What is this Condition?

Premature labor is the onset of rhythmic uterine contractions that produce cervical changes (dilation and effacement) after fetal viability but before fetal maturity. It usually occurs between the 26th and 37th week of gestation. Approximately 5 % to 10% of pregnancies end in premature labor, which is responsible for about 75% of new­born deaths and many birth defects.

What Causes it?

Possible causes of premature labor may include “breaking water,” or premature rupture of the membranes (occurs in 30% to 50% of cases), preeclampsia, chronic hypertensive vascular disease, excessive amniotic fluid, multiple pregnancy, placenta previa, placental separation, incompetent cervix, abdominal surgery, trauma, structural anomalies of the uterus, infections (such as German measles or toxoplasmosis), congenital adrenal hyperplasia, and death of the fetus.

Other important predisposing factors include:

• Fetal stimulation: Genetically imprinted information tells the fetus that nutrition is inadequate and that a change in environment is required for its well-being; this provokes labor.

• Progesterone deficiency: Decreased placental production of progesterone - thought to be the hormone that maintains pregnancy­triggers labor.

• Oxytocin sensitivity: Labor begins because the myometrium becomes hypersensitive to oxytocin, the hormone that normally induces uterIne contractions.
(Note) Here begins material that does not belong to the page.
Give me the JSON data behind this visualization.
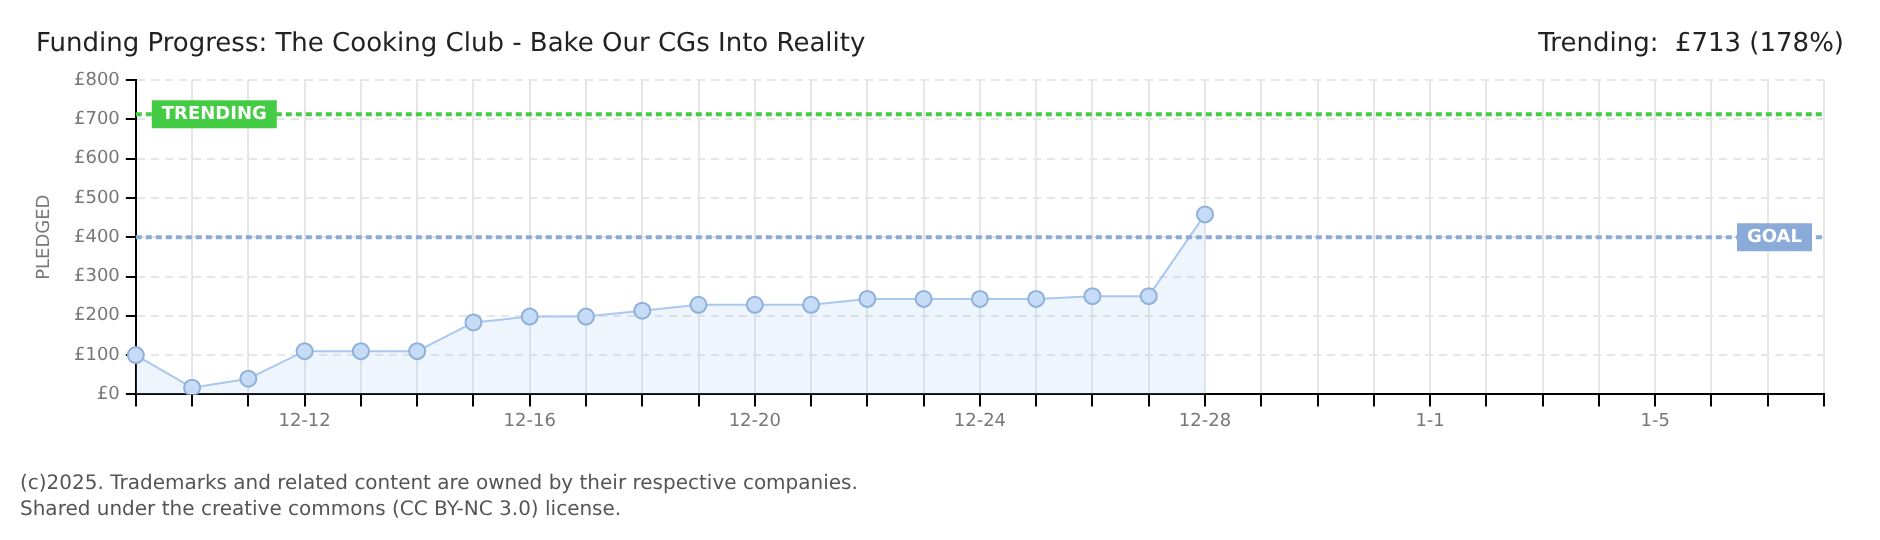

• Myometrial oxygen deficiency: The fetus becomes increasingly proficient in obtaining oxygen, depriving the myometrium of the oxygen and energy it needs to function normally, thus making the myometrium irritable .
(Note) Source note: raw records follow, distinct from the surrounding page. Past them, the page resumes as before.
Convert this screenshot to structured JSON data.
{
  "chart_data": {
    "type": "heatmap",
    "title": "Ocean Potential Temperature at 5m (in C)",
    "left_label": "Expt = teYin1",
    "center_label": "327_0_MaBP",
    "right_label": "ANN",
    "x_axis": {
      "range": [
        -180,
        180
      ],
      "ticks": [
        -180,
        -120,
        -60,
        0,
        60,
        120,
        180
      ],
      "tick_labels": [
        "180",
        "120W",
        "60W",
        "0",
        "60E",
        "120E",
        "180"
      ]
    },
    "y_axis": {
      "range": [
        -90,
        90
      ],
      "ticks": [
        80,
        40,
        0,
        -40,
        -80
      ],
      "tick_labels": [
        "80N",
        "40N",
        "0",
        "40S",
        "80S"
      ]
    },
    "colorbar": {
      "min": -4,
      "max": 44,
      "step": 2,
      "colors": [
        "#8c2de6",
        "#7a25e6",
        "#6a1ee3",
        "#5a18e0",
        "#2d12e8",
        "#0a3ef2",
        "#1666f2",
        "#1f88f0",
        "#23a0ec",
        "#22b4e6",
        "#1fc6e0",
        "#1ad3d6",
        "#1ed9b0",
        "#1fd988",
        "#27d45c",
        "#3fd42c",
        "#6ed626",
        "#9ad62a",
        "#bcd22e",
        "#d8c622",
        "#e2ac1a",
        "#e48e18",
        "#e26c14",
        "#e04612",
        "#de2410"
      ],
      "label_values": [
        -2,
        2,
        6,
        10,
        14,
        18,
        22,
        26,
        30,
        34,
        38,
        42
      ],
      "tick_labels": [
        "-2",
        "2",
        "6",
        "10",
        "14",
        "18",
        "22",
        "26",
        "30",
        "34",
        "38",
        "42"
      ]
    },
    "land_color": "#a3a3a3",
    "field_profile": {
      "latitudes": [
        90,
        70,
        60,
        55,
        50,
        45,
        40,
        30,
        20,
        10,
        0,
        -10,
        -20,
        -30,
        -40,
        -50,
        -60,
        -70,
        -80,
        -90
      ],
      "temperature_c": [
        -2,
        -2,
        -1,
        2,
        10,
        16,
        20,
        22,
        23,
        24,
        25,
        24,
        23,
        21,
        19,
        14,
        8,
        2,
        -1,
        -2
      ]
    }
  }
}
• Maternal genetics: A genetic defect in the mother shortens gestation and precipitates premature labor.

What are its Symptoms?

Like labor at term, premature labor produces rhythmic uterine contractions, cervical dilation and effacement, possible rupture of the membranes, expulsion of the cervical mucus plug, and a bloody discharge.

How is it Diagnosed?

Premature labor is confirmed by the combined results of a prenatal history, a physical exam, signs and symptoms, and ultrasound (if available) showing the position of the fetus in relation to the mother’s pelvis. A vaginal exam confirms progressive cervical effacement and dilation.

How is it Treated?

Treatment is designed to suppress premature labor when tests show immature fetal lung development, cervical dilation of less than 1.5 inches (4 centimeters), and the absence of any factors that would prevent continuation of the pregnancy. Measures consist of bed rest and, when necessary, drug therapy.
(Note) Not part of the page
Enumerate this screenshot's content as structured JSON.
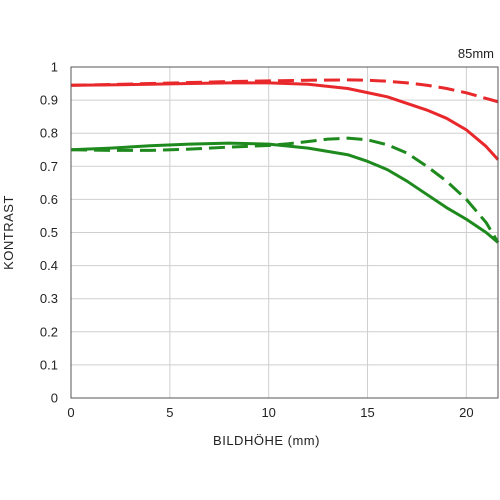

Beta-adrenergic stimulants, such as Bricanyl, Vasodilan, or, Yutopar, inhibit uterine contractions. Side effects include rapid hear: rate (mother and fetus) and high blood pressure (mother). Magnesium sulfate relaxes the uterine muscle and may produce side effects in the mother, such as drowsiness, slurred speech, flushing, decreased reflexes, gastrointestinal symptoms, and a slow respiratory rate. Side effects in the fetus or newborn may include central nervous system depression, decreased respiratory rate, and decreased sucking reflex.

Maternal factors that jeopardize the fetus and make premature delivery the preferred choice include intrauterine infection, placental separation, placental insufficiency, and severe preeclampsia. Among the fetal problems that become more dangerous as pregnancy nears term are severe isoimmunization and congenital anomalies.

Treatment and delivery require intensive team effort, focusing on:

• continuously assessing the infant’s health through fetal monitoring

• avoiding amniotomy (surgical rupture of fetal membranes), if possible, to prevent cord prolapse or damage to the infant’s tender skull

• maintaining adequate hydration through I.V. fluids

• avoiding sedatives and narcotics that might harm the infant. Morphine or Demerol may be required to minimize pain; these drugs have little effect on uterine contractions but depress central nervous system function and may cause fetal respiratory depression. They should be administered in the smallest dose possible and only when extremely necessary.

Preventing premature labor requires good prenatal care, adequate nutrition, and proper rest. A procedure that reinforces an incompetent cervix may be done at 14 to 18 weeks’ gestation to help prevent premature labor in women with a history of this disorder.